O mote para a entrevista foi o livro ‘A Confiança no Mundo’, sobre a tortura na democracia, que, por sinal, resulta da sua tese de mestrado na escola de Sciences Po, em Paris. Mas o antigo primeiro-ministro, José Sócrates, vai muito mais além nos temas abordados, naquela que parece ter sido sobretudo uma conversa informal com Clara Ferreira Alves.
Aparentemente, as respostas calculadas ficaram esquecidas, remetidas para o tempo em que assumia funções públicas, e Sócrates revela uma faceta que poucos, provavelmente, conheceriam.
Das mágoas, às pedras no sapato que teimaram em não se deixaram sacudir, o ex-governante comenta: “Recuperei. Ostento com orgulho as marcas da batalha”.
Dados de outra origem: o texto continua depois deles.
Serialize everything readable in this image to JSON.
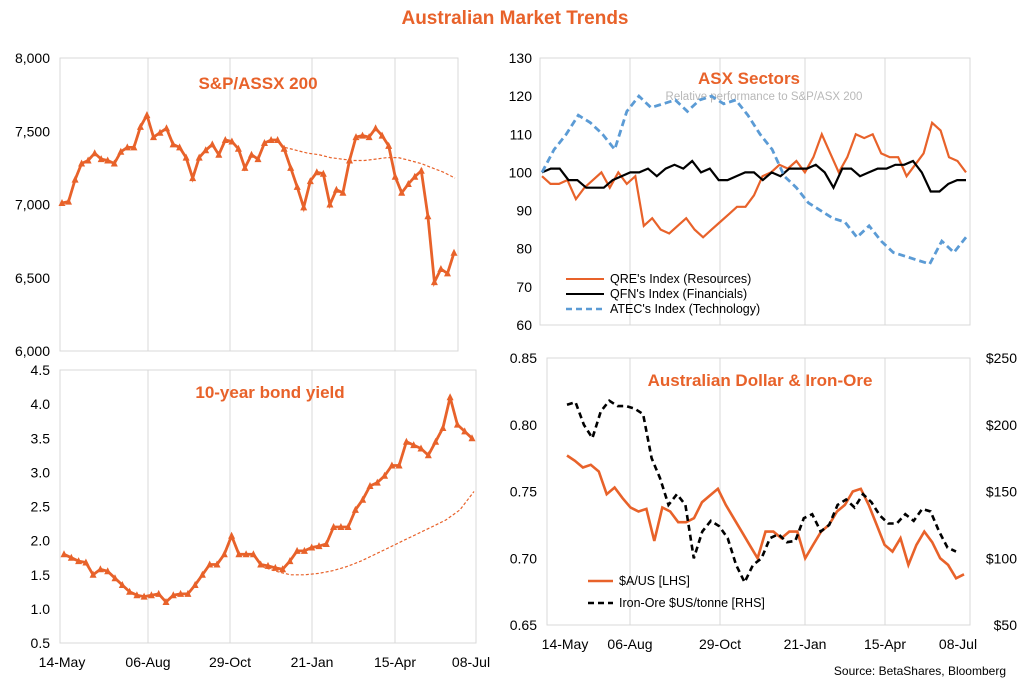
{
  "title": "Australian Market Trends",
  "source": "Source: BetaShares, Bloomberg",
  "chart_data": [
    {
      "id": "asx200",
      "type": "line",
      "title": "S&P/ASSX 200",
      "ylim": [
        6000,
        8000
      ],
      "yticks": [
        "6,000",
        "6,500",
        "7,000",
        "7,500",
        "8,000"
      ],
      "ytick_values": [
        6000,
        6500,
        7000,
        7500,
        8000
      ],
      "xlim": [
        0,
        56
      ],
      "grid": "vertical",
      "colors": {
        "main": "#E8622A",
        "trend": "#E8622A"
      },
      "series": [
        {
          "values": [
            7010,
            7020,
            7170,
            7280,
            7300,
            7350,
            7310,
            7300,
            7280,
            7360,
            7390,
            7390,
            7530,
            7610,
            7460,
            7490,
            7520,
            7410,
            7390,
            7320,
            7180,
            7320,
            7370,
            7410,
            7340,
            7440,
            7430,
            7380,
            7250,
            7340,
            7310,
            7420,
            7440,
            7440,
            7380,
            7250,
            7120,
            6980,
            7160,
            7220,
            7210,
            7000,
            7100,
            7080,
            7300,
            7460,
            7470,
            7460,
            7520,
            7470,
            7400,
            7190,
            7080,
            7140,
            7190,
            7230,
            6920,
            6470,
            6560,
            6530,
            6670
          ]
        },
        {
          "values": [
            7390,
            7370,
            7350,
            7340,
            7320,
            7310,
            7300,
            7300,
            7310,
            7320,
            7320,
            7300,
            7280,
            7250,
            7220,
            7180
          ]
        }
      ]
    },
    {
      "id": "bond",
      "type": "line",
      "title": "10-year bond yield",
      "ylim": [
        0.5,
        4.5
      ],
      "yticks": [
        "0.5",
        "1.0",
        "1.5",
        "2.0",
        "2.5",
        "3.0",
        "3.5",
        "4.0",
        "4.5"
      ],
      "ytick_values": [
        0.5,
        1.0,
        1.5,
        2.0,
        2.5,
        3.0,
        3.5,
        4.0,
        4.5
      ],
      "xticks": [
        "14-May",
        "06-Aug",
        "29-Oct",
        "21-Jan",
        "15-Apr",
        "08-Jul"
      ],
      "grid": "vertical",
      "colors": {
        "main": "#E8622A",
        "trend": "#E8622A"
      },
      "series": [
        {
          "values": [
            1.8,
            1.75,
            1.7,
            1.68,
            1.5,
            1.58,
            1.55,
            1.45,
            1.35,
            1.25,
            1.2,
            1.18,
            1.2,
            1.22,
            1.1,
            1.2,
            1.22,
            1.22,
            1.35,
            1.5,
            1.65,
            1.65,
            1.8,
            2.07,
            1.8,
            1.8,
            1.8,
            1.65,
            1.63,
            1.6,
            1.58,
            1.7,
            1.85,
            1.85,
            1.9,
            1.92,
            1.95,
            2.2,
            2.2,
            2.2,
            2.45,
            2.6,
            2.8,
            2.85,
            2.95,
            3.1,
            3.1,
            3.45,
            3.4,
            3.35,
            3.25,
            3.45,
            3.65,
            4.1,
            3.7,
            3.6,
            3.5
          ]
        },
        {
          "values": [
            1.62,
            1.55,
            1.5,
            1.5,
            1.52,
            1.56,
            1.62,
            1.7,
            1.8,
            1.9,
            2.0,
            2.1,
            2.2,
            2.3,
            2.45,
            2.72
          ]
        }
      ]
    },
    {
      "id": "sectors",
      "type": "line",
      "title": "ASX Sectors",
      "subtitle": "Relative performance to S&P/ASX 200",
      "ylim": [
        60,
        130
      ],
      "yticks": [
        "60",
        "70",
        "80",
        "90",
        "100",
        "110",
        "120",
        "130"
      ],
      "ytick_values": [
        60,
        70,
        80,
        90,
        100,
        110,
        120,
        130
      ],
      "grid": "vertical",
      "legend": "bottom-left",
      "series": [
        {
          "name": "QRE's Index (Resources)",
          "color": "#E8622A",
          "dash": "solid",
          "values": [
            99,
            97,
            97,
            98,
            93,
            96,
            98,
            100,
            96,
            100,
            97,
            99,
            86,
            88,
            85,
            84,
            86,
            88,
            85,
            83,
            85,
            87,
            89,
            91,
            91,
            94,
            99,
            100,
            102,
            101,
            103,
            100,
            104,
            110,
            105,
            100,
            104,
            110,
            109,
            110,
            105,
            104,
            104,
            99,
            102,
            105,
            113,
            111,
            104,
            103,
            100
          ]
        },
        {
          "name": "QFN's Index (Financials)",
          "color": "#000000",
          "dash": "solid",
          "values": [
            100,
            101,
            101,
            98,
            98,
            96,
            96,
            96,
            98,
            99,
            100,
            100,
            101,
            99,
            101,
            102,
            101,
            103,
            100,
            101,
            98,
            98,
            99,
            100,
            100,
            98,
            100,
            99,
            101,
            101,
            101,
            102,
            100,
            96,
            101,
            101,
            99,
            100,
            101,
            101,
            102,
            102,
            103,
            100,
            95,
            95,
            97,
            98,
            98
          ]
        },
        {
          "name": "ATEC's Index (Technology)",
          "color": "#5B9BD5",
          "dash": "dash",
          "values": [
            100,
            106,
            110,
            115,
            113,
            110,
            106,
            116,
            120,
            117,
            118,
            119,
            116,
            119,
            120,
            118,
            119,
            115,
            110,
            106,
            99,
            96,
            92,
            90,
            88,
            87,
            83,
            86,
            82,
            79,
            78,
            77,
            76,
            82,
            79,
            83
          ]
        }
      ]
    },
    {
      "id": "fx_ore",
      "type": "line",
      "title": "Australian Dollar & Iron-Ore",
      "ylim": [
        0.65,
        0.85
      ],
      "yticks": [
        "0.65",
        "0.70",
        "0.75",
        "0.80",
        "0.85"
      ],
      "ytick_values": [
        0.65,
        0.7,
        0.75,
        0.8,
        0.85
      ],
      "y2lim": [
        50,
        250
      ],
      "y2ticks": [
        "$50",
        "$100",
        "$150",
        "$200",
        "$250"
      ],
      "y2tick_values": [
        50,
        100,
        150,
        200,
        250
      ],
      "xticks": [
        "14-May",
        "06-Aug",
        "29-Oct",
        "21-Jan",
        "15-Apr",
        "08-Jul"
      ],
      "grid": "vertical",
      "legend": "bottom-left",
      "series": [
        {
          "name": "$A/US [LHS]",
          "color": "#E8622A",
          "dash": "solid",
          "axis": "left",
          "values": [
            0.777,
            0.773,
            0.768,
            0.77,
            0.765,
            0.748,
            0.753,
            0.745,
            0.738,
            0.735,
            0.737,
            0.713,
            0.738,
            0.735,
            0.727,
            0.727,
            0.73,
            0.742,
            0.747,
            0.752,
            0.74,
            0.73,
            0.72,
            0.71,
            0.7,
            0.72,
            0.72,
            0.715,
            0.72,
            0.72,
            0.7,
            0.71,
            0.72,
            0.725,
            0.735,
            0.74,
            0.75,
            0.752,
            0.74,
            0.725,
            0.71,
            0.705,
            0.715,
            0.695,
            0.71,
            0.72,
            0.712,
            0.7,
            0.695,
            0.685,
            0.688
          ]
        },
        {
          "name": "Iron-Ore $US/tonne [RHS]",
          "color": "#000000",
          "dash": "dash",
          "axis": "right",
          "values": [
            215,
            217,
            200,
            190,
            210,
            218,
            214,
            214,
            212,
            208,
            175,
            160,
            140,
            148,
            140,
            100,
            120,
            128,
            124,
            115,
            95,
            82,
            95,
            100,
            115,
            118,
            112,
            113,
            130,
            133,
            120,
            125,
            140,
            144,
            138,
            148,
            142,
            132,
            126,
            126,
            133,
            128,
            137,
            135,
            120,
            108,
            105
          ]
        }
      ]
    }
  ]
}
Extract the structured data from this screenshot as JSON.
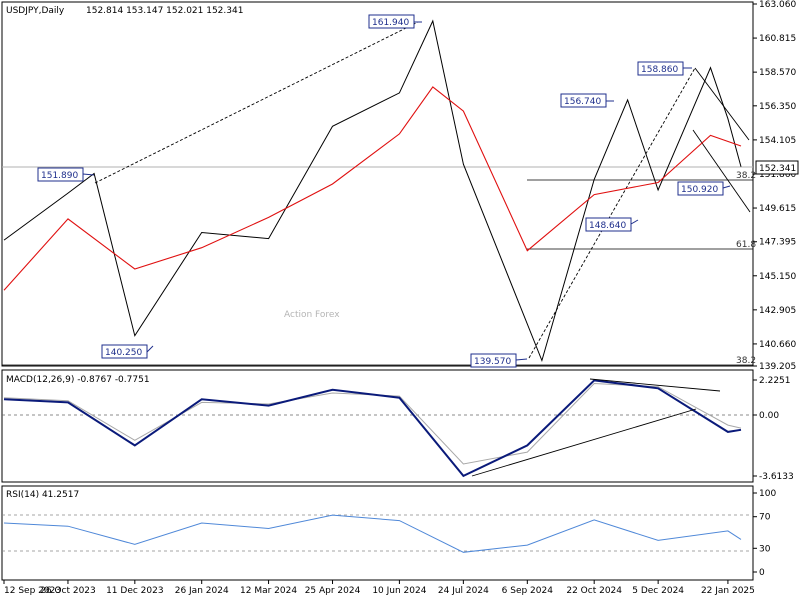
{
  "main": {
    "title": "USDJPY,Daily",
    "ohlc": "152.814 153.147 152.021 152.341",
    "watermark": "Action Forex",
    "price_label": "152.341",
    "ylim": [
      139.205,
      163.06
    ],
    "yticks": [
      "163.060",
      "160.815",
      "158.570",
      "156.350",
      "154.105",
      "151.860",
      "149.615",
      "147.395",
      "145.150",
      "142.905",
      "140.660",
      "139.205"
    ],
    "annotations": [
      "161.940",
      "151.890",
      "140.250",
      "139.570",
      "156.740",
      "158.860",
      "148.640",
      "150.920"
    ],
    "fib_labels": [
      "38.2",
      "61.8",
      "38.2"
    ]
  },
  "macd": {
    "title": "MACD(12,26,9) -0.8767 -0.7751",
    "yticks": [
      "2.2251",
      "0.00",
      "-3.6133"
    ],
    "ylim": [
      -3.6133,
      2.2251
    ]
  },
  "rsi": {
    "title": "RSI(14) 41.2517",
    "yticks": [
      "100",
      "70",
      "30",
      "0"
    ],
    "ylim": [
      0,
      100
    ]
  },
  "xaxis": {
    "labels": [
      "12 Sep 2023",
      "26 Oct 2023",
      "11 Dec 2023",
      "26 Jan 2024",
      "12 Mar 2024",
      "25 Apr 2024",
      "10 Jun 2024",
      "24 Jul 2024",
      "6 Sep 2024",
      "22 Oct 2024",
      "5 Dec 2024",
      "22 Jan 2025"
    ]
  },
  "colors": {
    "price": "#000000",
    "ma": "#e01010",
    "macd": "#0a1a7a",
    "signal": "#a8a8a8",
    "rsi": "#4f88d8",
    "annotation": "#1f2f8c",
    "grid_ref": "#b0b0b0"
  },
  "chart_data": {
    "type": "line",
    "symbol": "USDJPY",
    "timeframe": "Daily",
    "ohlc_last": {
      "open": 152.814,
      "high": 153.147,
      "low": 152.021,
      "close": 152.341
    },
    "price_series": {
      "x": [
        "12 Sep 2023",
        "26 Oct 2023",
        "13 Nov 2023",
        "11 Dec 2023",
        "26 Jan 2024",
        "12 Mar 2024",
        "25 Apr 2024",
        "10 Jun 2024",
        "3 Jul 2024",
        "24 Jul 2024",
        "16 Sep 2024",
        "22 Oct 2024",
        "14 Nov 2024",
        "5 Dec 2024",
        "10 Jan 2025",
        "22 Jan 2025",
        "31 Jan 2025"
      ],
      "close": [
        147.5,
        150.6,
        151.89,
        141.2,
        148.0,
        147.6,
        155.0,
        157.2,
        161.94,
        152.5,
        139.57,
        151.5,
        156.74,
        150.8,
        158.86,
        155.5,
        152.341
      ]
    },
    "ma_series": {
      "x": [
        "12 Sep 2023",
        "26 Oct 2023",
        "11 Dec 2023",
        "26 Jan 2024",
        "12 Mar 2024",
        "25 Apr 2024",
        "10 Jun 2024",
        "3 Jul 2024",
        "24 Jul 2024",
        "6 Sep 2024",
        "22 Oct 2024",
        "5 Dec 2024",
        "10 Jan 2025",
        "31 Jan 2025"
      ],
      "values": [
        144.2,
        148.9,
        145.6,
        147.0,
        149.0,
        151.2,
        154.5,
        157.6,
        156.0,
        146.8,
        150.5,
        151.3,
        154.4,
        153.7
      ]
    },
    "macd_series": {
      "x": [
        "12 Sep 2023",
        "26 Oct 2023",
        "11 Dec 2023",
        "26 Jan 2024",
        "12 Mar 2024",
        "25 Apr 2024",
        "10 Jun 2024",
        "24 Jul 2024",
        "6 Sep 2024",
        "22 Oct 2024",
        "5 Dec 2024",
        "22 Jan 2025",
        "31 Jan 2025"
      ],
      "macd": [
        1.0,
        0.8,
        -1.8,
        1.0,
        0.6,
        1.6,
        1.1,
        -3.61,
        -1.8,
        2.2,
        1.7,
        -1.0,
        -0.8767
      ],
      "signal": [
        1.1,
        0.9,
        -1.5,
        0.8,
        0.7,
        1.4,
        1.2,
        -2.9,
        -2.2,
        2.0,
        1.8,
        -0.6,
        -0.7751
      ]
    },
    "rsi_series": {
      "x": [
        "12 Sep 2023",
        "26 Oct 2023",
        "11 Dec 2023",
        "26 Jan 2024",
        "12 Mar 2024",
        "25 Apr 2024",
        "10 Jun 2024",
        "24 Jul 2024",
        "6 Sep 2024",
        "22 Oct 2024",
        "5 Dec 2024",
        "22 Jan 2025",
        "31 Jan 2025"
      ],
      "values": [
        62,
        58,
        35,
        62,
        55,
        72,
        65,
        25,
        34,
        66,
        40,
        52,
        41.2517
      ]
    }
  }
}
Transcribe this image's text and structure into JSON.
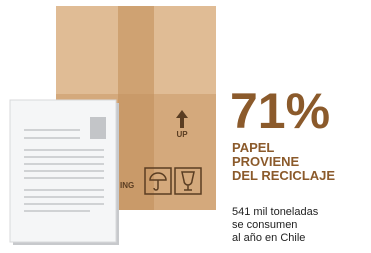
{
  "stat": {
    "value": "71%",
    "label": [
      "PAPEL",
      "PROVIENE",
      "DEL RECICLAJE"
    ],
    "note": [
      "541 mil toneladas",
      "se consumen",
      "al año en Chile"
    ]
  },
  "box": {
    "arrow_label": "UP",
    "side_text": "ING"
  }
}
E não poupa a críticas os históricos do partido pelo qual milita. “Aqueles gajos que se achavam a aristocracia pensavam que eu tinha que ir lá pedir, pedir se podia, pedir autorizações. E eu pensei, raios vos partam, vou vencer-vos a todos! E foi o que fiz”.
Assumido “adepto da moderação” aponta baterias “aos idiotas que andaram apaixonados por coisas que tiveram que negar”, e a quem “faz muita impressão um tipo que sempre foi a merda de um moderado!”, assinala o ex-governante e concretiza: “Sempre achei que o compromisso é a base da democracia”.
Sobre o seu antecessor num Executivo socialista, António Guterres, Sócrates assinala que foi seu “defensor leal”, acrescentando: “Só não faço a patifaria de ter comportamentos oportunistas. Não me colo quando estão em alta e não abandono quando estão em baixa”.
Por outro lado, questionado sobre a “tareia” de que tem sido alvo privilegiado nos últimos anos, nomeadamente no que concerne aos rumores que foram dando conta do facto de alegadamente ser homossexual, o ex-chefe de Governo é peremptório ao sinalizar uma justificação para o ‘fenómeno’: “Sou o chefe democrático que a direita sempre quis ter”, afirma.
Para o partidário ‘rosa’, falar sobre a Direita, é falar “de pistoleiros”. “Fui alvo de uma perseguição política e pessoal de uma Direita hipócrita que obrigou o anterior Governo, o meu, a pedir ajuda para agora vir queixar-se daquilo que eles mesmos fizeram. Fazem o mal e a caramunha”, acusa.
“Os filhos da mãe da direita em Portugal deram cabo de uma solução [PEC4] apenas para ganharem eleições”, prossegue Sócrates, certificando que a assinatura do memorando de entendimento lhe “custou os olhos da cara”. “Assinei. O que é que podia fazer? Já ninguém lá fora dava nada por nós”.
O político reporta-se ao ministro das Finanças alemão, Schäuble, como “aquele estupor”. “Todos os dias esse filho da mãe punha notícias nos jornais contra nós. E ligávamos para o gabinete da Merkel, e ela com quem me dava bem, dizia que vinha do gabinete dele”.
Amargura? “Fiquei com a minha pedra no sapato”, refere Sócrates.
E o que significa a ética política para o antigo secretário-geral do PS? “A coragem do político e da democracia está em impor a si próprio linhas vermelhas”, responde, assegurando nunca as ter ultrapassado. “É preciso ter a bravura de não cometer actos horríveis”, destaca a esse propósito.
Outros rumores têm surgido, entretanto, acerca de uma provável candidatura sua a Belém. Confrontado com essa possibilidade o socialista limita-se a realçar: “Tenho uma boa vida. Se voltei ao comentário político é porque me quis defender, estava a ser atacado sem defesa”, diz, sublinhando ainda que não sente qualquer "inclinação por voltar a depender do voto popular”.